Akşam güzel bir sohbet etmişim...
Mutlu mesut, en sevdiğim yerde, Fuar'da yürüyorum...
Vakit biraz geç... Hafiften yağmur da başladı... Gökyüzünde dolunay... Her şey şahane derkeeennn, amanın o da ne!
Karşımda bir dev! Üstelik yeşil!
Hulk desem değil, kadın bu...
Ama o saçlar, duruş, korkunç ötesi....
Yanımdaki arkadaşıma, "Tövbeler olsun bu ne yaa" diyerek "Dişi Hulk"un yanına gittim...
Normal şartlarda, gecenin bir vakti, karanlık ve ıssız yerde "böyle bir şeyle" karşılaşan kişinin Euzu Besmele falan çekip koşarak uzaklaşması lazım tabii...
Baktım çiçeklerden yapılan bir heykel!
Önünde de tarla falan...
Ama arkadaş, o nasıl bir ışıklandırmadır öyle... Zaten, ıssız bir yere konulmuş...
Hayır, spor yapanlara depar mı attırmaya çalışıyorsunuz, bize overdose bacak kası mı yaptıracaksınız, nedir anlamadım!
***
Ertesi sabah araştırınca ortaya çıktı ki, heykel Bayındır'ı "çiçeğin başkenti" yapan Zeynep Çakır'ınmış ve heykeltraş Mustafa Toygar tarafından yapılmış...
Yaşayan heykel, İEF döneminde sergilenmeye başlamış...
Hımmm...
Ben "rutin geçiş güzergahımda" olmayan "çiçek heykeli" geç fark etmişim de, anlamadığım bölüm şu...
Böyle güzel bir proje, anlamsız bir ışıklandırmayla, nasıl bu hale getirildi!
***
Bakın vallahi, ekstradan korkutmak için, dev heykellere yeşil ışıklar yansıtmanıza gerek yok! İzmir Fuarı, zaten "Dr Jeykıll, Mr Hyde" modunda...
Yetersiz güvenlik önlemleri, "Her yer karannnlıkk" şarkısını söyleten ıssız güzergahı ile geceleri zaten yeterince ürkütücü!
NE İSTEDİNİZ ŞEKERİMDEN!
Ey çayı şekersiz içenler... Bunu nasıl yapıyorsunuz yahu... Bir çay keyfim vardı, o da keyif olmaktan çıktı...
- Hem spor yapıyorsun, hem de çayı şekerli mi içiyorsun sen?
- Madem kas yapacaksın, o şekerle olmaz o iş!
- Bırak şunu Nil!
Eşin dostun tepkisi yetmiyormuş gibi, bir mekanda çay geldiğinde, "Şeker de rica edebilir miyim" dediğim garson, bana uzaylı görmüş gibi bakıyor!

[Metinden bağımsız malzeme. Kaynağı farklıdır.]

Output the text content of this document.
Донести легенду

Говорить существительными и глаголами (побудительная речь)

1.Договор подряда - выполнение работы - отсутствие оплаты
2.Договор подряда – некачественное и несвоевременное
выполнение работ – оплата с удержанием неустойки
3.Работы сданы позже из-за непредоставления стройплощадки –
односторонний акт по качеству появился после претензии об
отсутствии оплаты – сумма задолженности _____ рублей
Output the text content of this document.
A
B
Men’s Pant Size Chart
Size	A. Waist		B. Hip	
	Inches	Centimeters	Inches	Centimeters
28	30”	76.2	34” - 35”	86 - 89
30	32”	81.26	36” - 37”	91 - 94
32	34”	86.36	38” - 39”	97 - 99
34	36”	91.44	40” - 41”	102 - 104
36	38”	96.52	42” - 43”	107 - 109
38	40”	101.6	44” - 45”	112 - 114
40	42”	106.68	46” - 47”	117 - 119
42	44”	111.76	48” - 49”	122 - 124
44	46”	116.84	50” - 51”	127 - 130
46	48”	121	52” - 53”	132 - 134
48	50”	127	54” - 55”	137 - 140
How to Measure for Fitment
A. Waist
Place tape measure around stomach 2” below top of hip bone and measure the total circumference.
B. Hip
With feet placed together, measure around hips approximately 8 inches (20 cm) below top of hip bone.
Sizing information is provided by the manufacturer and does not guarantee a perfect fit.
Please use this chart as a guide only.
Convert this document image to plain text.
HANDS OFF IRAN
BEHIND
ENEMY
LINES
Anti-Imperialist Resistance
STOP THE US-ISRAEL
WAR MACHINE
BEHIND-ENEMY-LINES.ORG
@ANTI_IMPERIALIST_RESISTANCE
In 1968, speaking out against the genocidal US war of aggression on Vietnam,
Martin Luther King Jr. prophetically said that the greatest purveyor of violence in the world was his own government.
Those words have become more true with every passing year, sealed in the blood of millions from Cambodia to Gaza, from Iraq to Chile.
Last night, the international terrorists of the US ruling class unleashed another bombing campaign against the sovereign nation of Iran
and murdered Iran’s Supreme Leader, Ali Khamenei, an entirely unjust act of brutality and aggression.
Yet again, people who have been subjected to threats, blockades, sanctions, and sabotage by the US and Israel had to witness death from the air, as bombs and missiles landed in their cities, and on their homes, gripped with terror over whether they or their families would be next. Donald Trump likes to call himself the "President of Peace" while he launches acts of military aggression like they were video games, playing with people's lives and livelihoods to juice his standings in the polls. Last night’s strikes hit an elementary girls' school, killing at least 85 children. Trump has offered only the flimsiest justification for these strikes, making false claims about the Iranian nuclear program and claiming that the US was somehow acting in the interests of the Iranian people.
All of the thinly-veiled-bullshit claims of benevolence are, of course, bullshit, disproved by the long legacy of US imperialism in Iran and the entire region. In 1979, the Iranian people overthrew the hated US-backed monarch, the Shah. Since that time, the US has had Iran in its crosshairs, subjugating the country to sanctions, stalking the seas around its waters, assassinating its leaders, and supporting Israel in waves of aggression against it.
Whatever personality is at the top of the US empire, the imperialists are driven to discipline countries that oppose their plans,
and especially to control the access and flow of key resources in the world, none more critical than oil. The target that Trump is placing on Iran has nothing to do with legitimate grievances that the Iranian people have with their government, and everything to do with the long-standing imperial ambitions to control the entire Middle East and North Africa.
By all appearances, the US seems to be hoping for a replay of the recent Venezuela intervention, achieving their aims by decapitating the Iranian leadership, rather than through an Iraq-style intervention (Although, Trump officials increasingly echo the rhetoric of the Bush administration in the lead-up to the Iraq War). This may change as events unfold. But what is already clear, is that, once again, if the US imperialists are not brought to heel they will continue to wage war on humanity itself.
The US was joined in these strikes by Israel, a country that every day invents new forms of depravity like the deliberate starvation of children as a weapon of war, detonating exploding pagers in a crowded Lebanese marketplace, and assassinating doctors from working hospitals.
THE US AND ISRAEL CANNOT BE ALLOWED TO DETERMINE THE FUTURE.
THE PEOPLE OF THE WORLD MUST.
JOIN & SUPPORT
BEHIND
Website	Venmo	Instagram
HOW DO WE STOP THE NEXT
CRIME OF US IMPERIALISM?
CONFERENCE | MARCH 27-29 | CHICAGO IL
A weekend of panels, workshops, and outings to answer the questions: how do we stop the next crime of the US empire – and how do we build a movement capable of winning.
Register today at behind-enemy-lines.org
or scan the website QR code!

Sanırsın şeker yerine, kezzap istedim! Zannedersin obezim de kilo üstüne kilo ekliyorum...
Yahu, hayatında yediği baklava sayısı belli birine bu kadar mahalle baskısı yapılır mı? Neyse... Zafer onların... Bıraktım...
Millet sigarayı bırakır, ben şekerli çayı bıraktım...
Bünye kaç günde alışıyordu bu yeniliklere? Bilimsel olarak 21 gün mü?...
O zaman... Şafak 18 başka yok!
YILMAZ HOCAM İZMİR'DE DE SÖYLE
Yılbaşı gecesi bir televizyon programına katılıp şarkı söyleyen ünlülerden biri de Yılmaz Vural'dı... O nasıl bir sesti öyle hocam... Gecenin yıldız şarkıcısı sendin! Hocam ama aşk olsun!
Bu yeteneğini neden Göztepe'nin teknik direktörlüğünü yaparken göstermedin...
Şöyle İzmir'de de bir şarkı patlatsaydın!
Eğer Göztepe'ye geri dönersen vallahi bir konser ver, o stadı doldururuz, söz!
Hocam yalnız bu arada, o ne efkardı öyle!
Söylesene kim beyazlattı senin şaçlarını!